You can say these schemes are designed for investors who have a long term investment horizon because ULIPs come with a 5 year predetermined lock-in period. However, if you are someone who has invested in a ULIP or are considering making an investment in this dual benefit offering investment linked scheme, there is a good chance of you benefiting even more if you take the decision of remaining invested even after the 5 year lock-in period ends.
Investors should try to remain invested in their ULIP plans for at least ten years. Although you can redeem your gains whenever you want, the longer you remain invested the more chances you have of achieving higher,long-term capital gains. The ULIP performance heavily depends on the performance of its underlying assets. ULIPs in equity in mutual funds that invest in equity related instruments and debt related instruments. The performance of such mutual funds is highly dependent on market movements. It is said that if you want to beat the market’s volatile nature, it is best that you remain invested for the long run. Market volatility can affect the performance of short term investments, but it might be able to hurt long term investments that much. Long term investments are also known for being strong enough to beat the inflation monster as well.

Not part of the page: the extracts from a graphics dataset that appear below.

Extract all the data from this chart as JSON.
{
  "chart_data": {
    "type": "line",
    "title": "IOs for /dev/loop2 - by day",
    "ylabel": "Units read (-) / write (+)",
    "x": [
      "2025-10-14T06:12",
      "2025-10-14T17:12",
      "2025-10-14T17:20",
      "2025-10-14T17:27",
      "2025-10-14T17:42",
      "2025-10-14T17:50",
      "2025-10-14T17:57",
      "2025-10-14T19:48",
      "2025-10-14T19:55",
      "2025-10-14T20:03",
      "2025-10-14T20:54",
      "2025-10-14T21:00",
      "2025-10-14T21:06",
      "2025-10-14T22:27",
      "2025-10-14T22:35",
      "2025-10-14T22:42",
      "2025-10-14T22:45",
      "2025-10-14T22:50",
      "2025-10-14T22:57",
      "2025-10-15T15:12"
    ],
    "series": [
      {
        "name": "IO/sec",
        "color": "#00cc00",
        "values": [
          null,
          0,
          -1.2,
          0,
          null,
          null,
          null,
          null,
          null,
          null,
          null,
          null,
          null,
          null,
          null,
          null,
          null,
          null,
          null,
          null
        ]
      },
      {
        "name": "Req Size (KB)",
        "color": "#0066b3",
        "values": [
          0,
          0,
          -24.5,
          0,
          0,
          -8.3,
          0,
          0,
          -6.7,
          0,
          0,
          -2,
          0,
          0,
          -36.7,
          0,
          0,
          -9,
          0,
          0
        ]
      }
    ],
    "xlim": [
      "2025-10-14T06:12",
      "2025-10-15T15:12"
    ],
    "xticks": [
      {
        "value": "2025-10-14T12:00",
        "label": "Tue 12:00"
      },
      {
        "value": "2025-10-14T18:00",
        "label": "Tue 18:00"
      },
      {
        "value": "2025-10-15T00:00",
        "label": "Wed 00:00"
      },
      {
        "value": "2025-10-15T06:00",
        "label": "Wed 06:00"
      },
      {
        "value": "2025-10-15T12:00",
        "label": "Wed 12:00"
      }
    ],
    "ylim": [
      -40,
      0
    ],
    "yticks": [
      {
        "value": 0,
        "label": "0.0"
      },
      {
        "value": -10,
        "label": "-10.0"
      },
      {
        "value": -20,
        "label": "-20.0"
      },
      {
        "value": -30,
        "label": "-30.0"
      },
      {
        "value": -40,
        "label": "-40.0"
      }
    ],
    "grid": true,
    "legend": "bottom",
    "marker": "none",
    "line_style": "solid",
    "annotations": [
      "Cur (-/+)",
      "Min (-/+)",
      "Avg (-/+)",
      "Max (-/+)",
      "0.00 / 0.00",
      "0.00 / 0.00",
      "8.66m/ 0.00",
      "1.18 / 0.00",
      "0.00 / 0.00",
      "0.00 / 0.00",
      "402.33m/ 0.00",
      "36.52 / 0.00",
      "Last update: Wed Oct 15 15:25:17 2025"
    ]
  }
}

If you have some monetary urgency and think that you may not be able to hold on to your ULIPs for more than five years, it’s alright. However, do not surrender the ULIP before its lock-in period. Investors are offered a certain surrender value which is mentioned in the offer document, which you receive after completion of the lock-in period. However, if you surrender your ULIP before the lock-in period, there will be repercussions. You will not be able to enjoy the benefits which you are entitled to and hence, it is better that you remain invested in your respective ULIP schemes till the mandatory lock-in which is 5 years.
Apart from the fact that you will lose several post lock-in benefits. There are certain ULIP charges that will be levied on those who surrender their ULIPs prematurely. There are Discontinuation Charges levied by the insurance company you buy the ULIP from. These charges are subtracted from your accumulated sum. Post this, the remaining accumulated corpus is transferred to the Discontinuation Policy fund. Here, an additional 0.5 percent charge is levied on the DP fund corpus. These are fund management charges and are applicable to everyone whose accumulated corpus lies in the DP fund. The accumulated corpus then continues to attract interest of 4 percent till the lock-in period is over. Isn’t staying invested for 5 years a better idea than going through all this.
Also, if you feel that you may not have the patience for such a long commitment, reconsider before investing in a ULIP.